La condotta di “partecipazione” è dunque strutturalmente impermeabile alla
consumazione del “reato-fine”. E del resto, specularmente, costituisce principio
consolidato che, in materia di reati associativi, il ruolo di partecipe – anche in
posizione gerarchicamente dominante – da taluno rivestito nell’ambito della
struttura organizzativa criminale non è di per sé solo sufficiente a far presumere,

probatoria dell’accertamento della responsabilità concorsuale, quel soggetto
automaticamente responsabile di ogni delitto compiuto da altri appartenenti al
sodalizio, sia pure riferibile all’organizzazione e inserito nel quadro del
programma criminoso; dei delitti fine rispondono soltanto coloro che
materialmente o moralmente hanno dato un effettivo contributo, causalmente
rilevante, volontario e consapevole all’attuazione della singola condotta
delittuosa, alla stregua dei comuni principi in tema di concorso di persone nel
reato, essendo teoricamente esclusa dall’ordinamento vigente la configurazione
di qualsiasi forma di anomala responsabilità di “posizione” o da “riscontro
d’ambiente”, con la quale si pretende di riferire all’associato il reato fine che si
ha prova di collegare all’associazione, siccome compreso nel programma
generico dell’organizzazione (così Sez. 1, n, 1988 del 22/12/1997, Nikolic, Rv.
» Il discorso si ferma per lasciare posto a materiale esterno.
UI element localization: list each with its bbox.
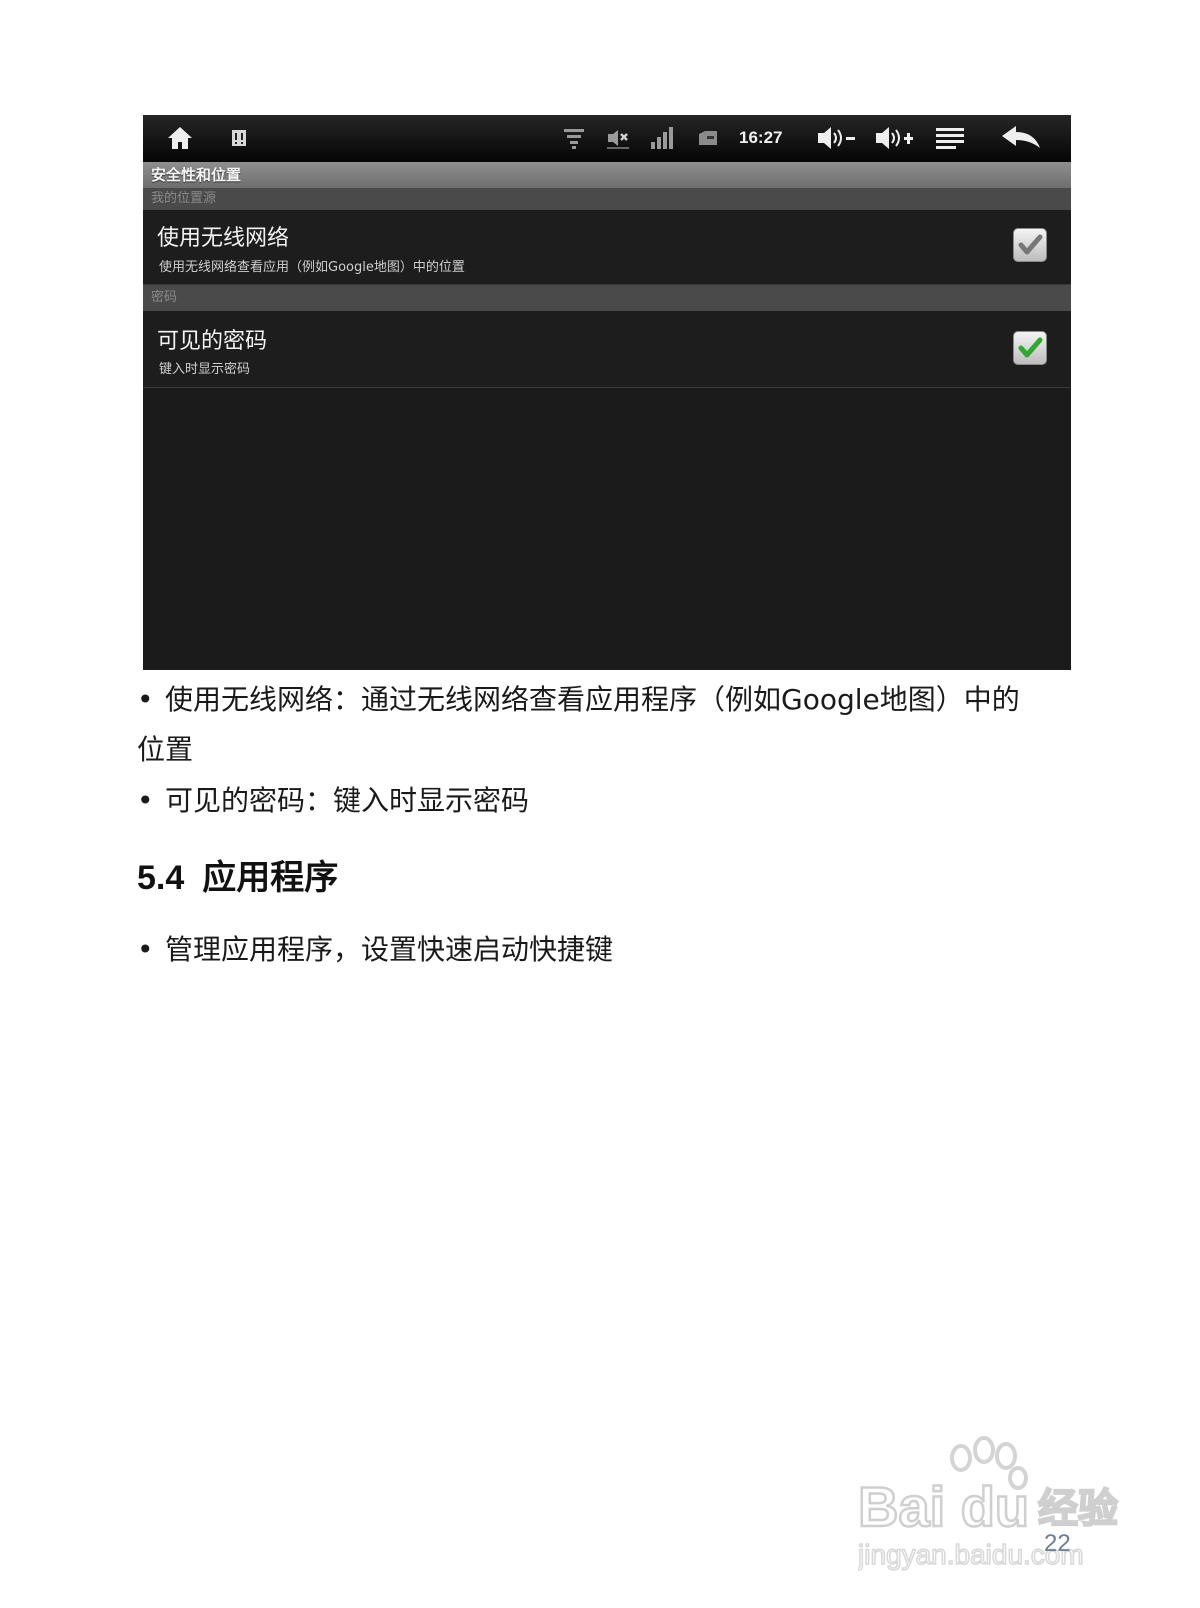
volume-down-icon[interactable] [815,123,859,153]
bullet-wireless-continuation: 位置 [137,733,194,766]
bullet-manage-apps: • 管理应用程序，设置快速启动快捷键 [137,924,613,976]
status-time: 16:27 [739,128,783,147]
screen-title: 安全性和位置 [143,162,1071,188]
bullet-dot: • [137,784,154,817]
wireless-checkbox[interactable] [1013,228,1047,262]
visible-password-title: 可见的密码 [157,329,268,354]
battery-icon [693,123,723,153]
bullet-dot: • [137,683,154,716]
home-icon[interactable] [163,123,197,153]
section-number: 5.4 [137,859,185,897]
visible-password-checkbox[interactable] [1013,331,1047,365]
signal-icon [647,123,677,153]
wifi-icon [559,123,589,153]
wireless-pref-title: 使用无线网络 [157,226,290,251]
svg-text:Bai du: Bai du [858,1475,1029,1538]
menu-icon[interactable] [933,123,967,153]
svg-text:经验: 经验 [1038,1486,1118,1532]
section-title: 应用程序 [202,858,339,898]
visible-password-pref[interactable]: 可见的密码 键入时显示密码 [143,311,1071,388]
section-location-header: 我的位置源 [143,188,1071,210]
baidu-paw-logo: Bai du 经验 jingyan.baidu.com [856,1436,1119,1571]
bullet-wireless-text: 使用无线网络：通过无线网络查看应用程序（例如Google地图）中的 [165,683,1020,716]
visible-password-summary: 键入时显示密码 [159,362,251,377]
page-number: 22 [1044,1530,1071,1557]
baidu-watermark: Bai du 经验 jingyan.baidu.com [856,1432,1158,1582]
section-password-header: 密码 [143,285,1071,311]
wireless-pref-summary: 使用无线网络查看应用（例如Google地图）中的位置 [159,260,465,275]
mute-icon [603,123,633,153]
section-heading: 5.4 应用程序 [137,850,338,899]
back-icon[interactable] [999,123,1043,153]
settings-screenshot: 16:27 安全性和位置 我的位置源 使用无线网络 使用无线网络查看应用（例如G… [143,115,1071,670]
bullet-visible-password: • 可见的密码：键入时显示密码 [137,775,529,827]
wireless-network-pref[interactable]: 使用无线网络 使用无线网络查看应用（例如Google地图）中的位置 [143,210,1071,285]
status-bar: 16:27 [143,115,1071,162]
volume-up-icon[interactable] [873,123,917,153]
check-mark-icon [1018,234,1043,255]
bullet-manage-apps-text: 管理应用程序，设置快速启动快捷键 [165,933,614,966]
bullet-wireless: • 使用无线网络：通过无线网络查看应用程序（例如Google地图）中的 [137,674,1020,726]
notification-icon[interactable] [227,123,251,153]
check-mark-icon [1018,337,1043,358]
bullet-dot: • [137,933,154,966]
bullet-visible-password-text: 可见的密码：键入时显示密码 [165,784,530,817]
209846; per una più recente affermazione sul punto, cfr. Sez. 1, n. 24919 del
23/04/2014, Attanasio, Rv. 262305).
La questione posta dal ricorrente si risolve perciò esclusivamente
nell’attitudine degli elementi di prova utilizzati dal Giudici del riesame a
dimostrare (sia pure a livello gravemente indiziario) la partecipazione del Casucci
al sodalizio ipotizzato e, dunque, la sussistenza del sodalizio stesso.
Sotto questo profilo il ricorrente non contesta che oggetto della
conversazione intercorsa il 29/05/2014 con i nipoti Ermes e Nicola (Casucci)
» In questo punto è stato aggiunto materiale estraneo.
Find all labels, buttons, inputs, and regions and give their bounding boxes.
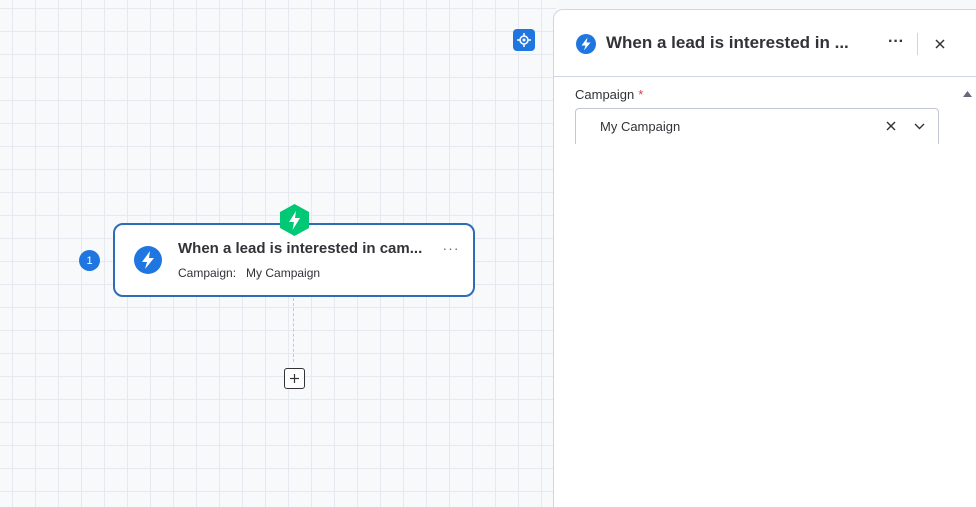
lightning-circle-icon: [576, 34, 596, 54]
dropdown-toggle[interactable]: [910, 117, 928, 135]
add-step-button[interactable]: [284, 368, 305, 389]
panel-header: When a lead is interested in ... ···: [554, 10, 976, 77]
panel-close-button[interactable]: [929, 33, 951, 55]
plus-icon: [290, 374, 299, 383]
node-title: When a lead is interested in cam...: [178, 240, 423, 257]
lightning-circle-icon: [134, 246, 162, 274]
close-icon: [935, 39, 945, 49]
campaign-label-text: Campaign: [575, 87, 635, 102]
header-divider: [917, 33, 918, 55]
step-number-badge: 1: [79, 250, 100, 271]
campaign-select[interactable]: My Campaign: [575, 108, 939, 144]
node-settings-panel: When a lead is interested in ... ··· Cam…: [553, 9, 976, 507]
node-campaign-summary: Campaign: My Campaign: [178, 266, 320, 280]
panel-title: When a lead is interested in ...: [606, 33, 849, 52]
campaign-select-value: My Campaign: [600, 119, 681, 134]
node-menu-button[interactable]: ···: [440, 239, 462, 259]
lightning-hexagon-icon: [280, 204, 309, 236]
focus-button[interactable]: [513, 29, 535, 51]
panel-more-button[interactable]: ···: [884, 32, 908, 54]
scrollbar-up-arrow[interactable]: [961, 88, 973, 100]
workflow-canvas[interactable]: 1 When a lead is interested in cam... Ca…: [0, 0, 556, 507]
scroll-up-icon: [962, 91, 972, 97]
clear-icon: [886, 121, 896, 131]
connector-line: [293, 298, 294, 362]
campaign-field-label: Campaign *: [575, 87, 643, 102]
chevron-down-icon: [914, 123, 924, 129]
required-mark: *: [638, 87, 644, 102]
node-campaign-label: Campaign:: [178, 266, 237, 280]
node-campaign-value: My Campaign: [246, 266, 321, 280]
crosshair-icon: [517, 33, 531, 47]
clear-selection-button[interactable]: [882, 117, 900, 135]
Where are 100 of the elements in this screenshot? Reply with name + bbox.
riguardasse la pianificazione e programmazione della fornitura di sostanza
stupefacente che quest’ultimo avrebbe dovuto procurare presso un fornitore dal
quale il ricorrente stesso reputava ormai pericoloso continuare a rifornirsi.
Egli contesta l’attitudine di tale conversazione a dimostrare in modo univoco
la partecipazione anche del Casucci all’attività di narcotraffico posta in essere
insieme con il Venere Ermes e deduce il possibile riferimento delle parti ritenute
in tal senso più qualificanti della conversazione alla diversa attività associativa
finalizzata alla commissione di delitti contro il patrimonio che vedeva certamente
coinvolto anche il Casucci.
Il rilievo, così come articolato, non è ammissibile.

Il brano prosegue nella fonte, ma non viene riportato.